神経のネットワークが正しく構築されるためには，個々の神経細胞が正しい方向に軸索を伸長させ，投射先を正しく認識して接着し，成長円錐からシナプス結合を形成・維持する必要がある。これらの各ステップの制御には極めて多くの分子群が関与するが、なかでもカドヘリン・カテニン複合体を介した細胞接着の重要性は以前から指摘されてきた。また，シナプスのつなぎ換えによる局所的な神経回路の再編成やシナプス伝達効率の増強といったシナプスの可塑的変化にも、カドヘリン・カテニン複合体が関与していることが強く示唆されている。このシナプスの可塑性には，プレシナプス側のグルタミン酸の放出量の変化や、ポストシナプス側のグルタミン酸受容体の反応性・表面発現の変化だけでなく、アクチン細胞骨格系の再編によるスパイン自体の構造的変化が重要であることが知られている。その過程で重要な働きをしているのがRhoファミリー(RhoA，Rac1，Cdc42)分子である。
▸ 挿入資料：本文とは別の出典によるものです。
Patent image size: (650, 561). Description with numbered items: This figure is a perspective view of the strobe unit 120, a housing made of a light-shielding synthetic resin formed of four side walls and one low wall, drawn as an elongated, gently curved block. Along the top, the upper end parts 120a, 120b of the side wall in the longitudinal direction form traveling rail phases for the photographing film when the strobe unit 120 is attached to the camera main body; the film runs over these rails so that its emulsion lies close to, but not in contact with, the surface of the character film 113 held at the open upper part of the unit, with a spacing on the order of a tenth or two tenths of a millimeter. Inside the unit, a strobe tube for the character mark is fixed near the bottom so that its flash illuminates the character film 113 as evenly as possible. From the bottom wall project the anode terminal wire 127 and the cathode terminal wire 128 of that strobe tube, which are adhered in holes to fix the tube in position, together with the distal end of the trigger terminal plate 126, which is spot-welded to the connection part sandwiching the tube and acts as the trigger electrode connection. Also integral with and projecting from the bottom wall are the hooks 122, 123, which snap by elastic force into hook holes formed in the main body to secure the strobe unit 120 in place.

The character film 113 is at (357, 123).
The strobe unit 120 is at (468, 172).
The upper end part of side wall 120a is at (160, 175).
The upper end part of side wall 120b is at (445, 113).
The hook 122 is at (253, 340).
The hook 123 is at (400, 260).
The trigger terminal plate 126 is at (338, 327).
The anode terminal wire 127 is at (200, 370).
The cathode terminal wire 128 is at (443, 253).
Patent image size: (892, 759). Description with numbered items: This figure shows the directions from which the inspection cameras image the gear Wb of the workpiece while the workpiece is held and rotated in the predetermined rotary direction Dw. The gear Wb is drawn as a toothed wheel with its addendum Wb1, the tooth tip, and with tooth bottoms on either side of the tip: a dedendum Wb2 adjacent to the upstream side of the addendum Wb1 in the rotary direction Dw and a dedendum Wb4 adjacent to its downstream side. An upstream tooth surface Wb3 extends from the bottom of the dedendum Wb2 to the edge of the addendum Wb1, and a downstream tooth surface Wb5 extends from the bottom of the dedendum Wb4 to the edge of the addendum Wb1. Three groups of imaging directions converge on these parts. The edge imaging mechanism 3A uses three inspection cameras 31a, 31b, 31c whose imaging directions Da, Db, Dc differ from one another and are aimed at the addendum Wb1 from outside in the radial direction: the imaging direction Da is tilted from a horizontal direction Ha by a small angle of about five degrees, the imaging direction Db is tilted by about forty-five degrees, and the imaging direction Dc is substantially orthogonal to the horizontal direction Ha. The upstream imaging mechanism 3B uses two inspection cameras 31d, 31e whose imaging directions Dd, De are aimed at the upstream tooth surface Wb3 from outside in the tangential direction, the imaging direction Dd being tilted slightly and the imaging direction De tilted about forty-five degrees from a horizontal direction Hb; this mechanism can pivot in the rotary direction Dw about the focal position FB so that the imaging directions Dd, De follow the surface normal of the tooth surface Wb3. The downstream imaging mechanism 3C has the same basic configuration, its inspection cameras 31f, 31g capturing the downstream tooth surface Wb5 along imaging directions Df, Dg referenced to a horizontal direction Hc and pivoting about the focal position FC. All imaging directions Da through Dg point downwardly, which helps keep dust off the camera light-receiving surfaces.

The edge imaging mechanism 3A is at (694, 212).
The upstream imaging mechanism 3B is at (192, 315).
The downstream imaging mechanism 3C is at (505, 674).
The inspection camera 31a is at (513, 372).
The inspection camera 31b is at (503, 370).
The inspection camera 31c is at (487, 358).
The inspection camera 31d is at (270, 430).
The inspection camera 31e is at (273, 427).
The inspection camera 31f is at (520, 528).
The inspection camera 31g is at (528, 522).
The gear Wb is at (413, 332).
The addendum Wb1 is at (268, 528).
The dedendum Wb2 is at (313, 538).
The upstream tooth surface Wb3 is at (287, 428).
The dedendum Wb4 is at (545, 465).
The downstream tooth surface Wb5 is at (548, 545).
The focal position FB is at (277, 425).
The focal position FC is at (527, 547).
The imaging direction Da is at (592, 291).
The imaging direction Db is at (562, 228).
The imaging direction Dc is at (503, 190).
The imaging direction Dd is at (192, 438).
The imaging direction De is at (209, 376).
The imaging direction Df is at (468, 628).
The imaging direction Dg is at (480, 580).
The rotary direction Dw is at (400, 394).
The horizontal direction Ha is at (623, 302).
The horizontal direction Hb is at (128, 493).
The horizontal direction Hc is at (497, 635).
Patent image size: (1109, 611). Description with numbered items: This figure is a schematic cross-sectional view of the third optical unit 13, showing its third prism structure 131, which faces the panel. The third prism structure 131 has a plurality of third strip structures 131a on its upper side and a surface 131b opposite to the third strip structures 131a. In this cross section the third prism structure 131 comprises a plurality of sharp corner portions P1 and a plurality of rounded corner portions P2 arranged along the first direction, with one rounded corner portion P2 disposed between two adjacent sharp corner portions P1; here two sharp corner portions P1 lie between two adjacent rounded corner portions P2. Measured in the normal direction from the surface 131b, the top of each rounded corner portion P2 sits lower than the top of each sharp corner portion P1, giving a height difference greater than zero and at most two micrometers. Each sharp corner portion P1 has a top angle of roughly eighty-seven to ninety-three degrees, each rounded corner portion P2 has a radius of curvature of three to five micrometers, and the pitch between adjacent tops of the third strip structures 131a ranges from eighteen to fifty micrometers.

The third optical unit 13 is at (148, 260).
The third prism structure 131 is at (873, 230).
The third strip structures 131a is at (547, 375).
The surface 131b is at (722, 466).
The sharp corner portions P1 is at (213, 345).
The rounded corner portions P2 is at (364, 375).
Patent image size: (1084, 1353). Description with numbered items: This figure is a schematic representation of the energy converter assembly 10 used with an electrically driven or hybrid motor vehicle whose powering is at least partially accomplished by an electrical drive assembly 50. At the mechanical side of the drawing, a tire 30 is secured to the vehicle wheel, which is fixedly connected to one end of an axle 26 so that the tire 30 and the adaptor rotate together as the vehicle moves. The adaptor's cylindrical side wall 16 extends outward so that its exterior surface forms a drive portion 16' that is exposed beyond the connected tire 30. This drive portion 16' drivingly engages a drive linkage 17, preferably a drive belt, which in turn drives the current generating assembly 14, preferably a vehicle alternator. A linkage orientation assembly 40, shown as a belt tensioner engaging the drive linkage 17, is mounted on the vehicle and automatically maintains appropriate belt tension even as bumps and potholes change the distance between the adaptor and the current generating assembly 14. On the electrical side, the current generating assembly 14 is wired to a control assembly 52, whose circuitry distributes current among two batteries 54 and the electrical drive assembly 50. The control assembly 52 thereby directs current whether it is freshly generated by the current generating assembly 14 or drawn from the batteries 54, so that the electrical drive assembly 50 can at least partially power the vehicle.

RhoファミリーはGTP結合状態で活性化型，GDP結合状態では不活性型となるが、この活性変換を制御するのがGEF (GDP-GTP exchange factor)およびGAP (Rho GTPases activationg protein)である。GEFはGDP結合型からGTP結合型への移行を促すことでRhoファミリー分子の活性化を引き起こし，GAPはGTPからGDPへのリン酸の加水分解を促進することで活性化型から不活性化型への速やかな変化を仲介する。Rhoファミリーに対するGEF，GAPは多数同定されているが，Tiam1などRhoGEFがスパイン形態やスパインでのシグナル伝達に積極的に関与することを示す報告が多数存在するのに対し，スパインにおけるRhoGAPの役割に関する研究報告は未だ少なく，多数あるRhoGAPの使い分けやその制御機構などを含め未知な部分は多い。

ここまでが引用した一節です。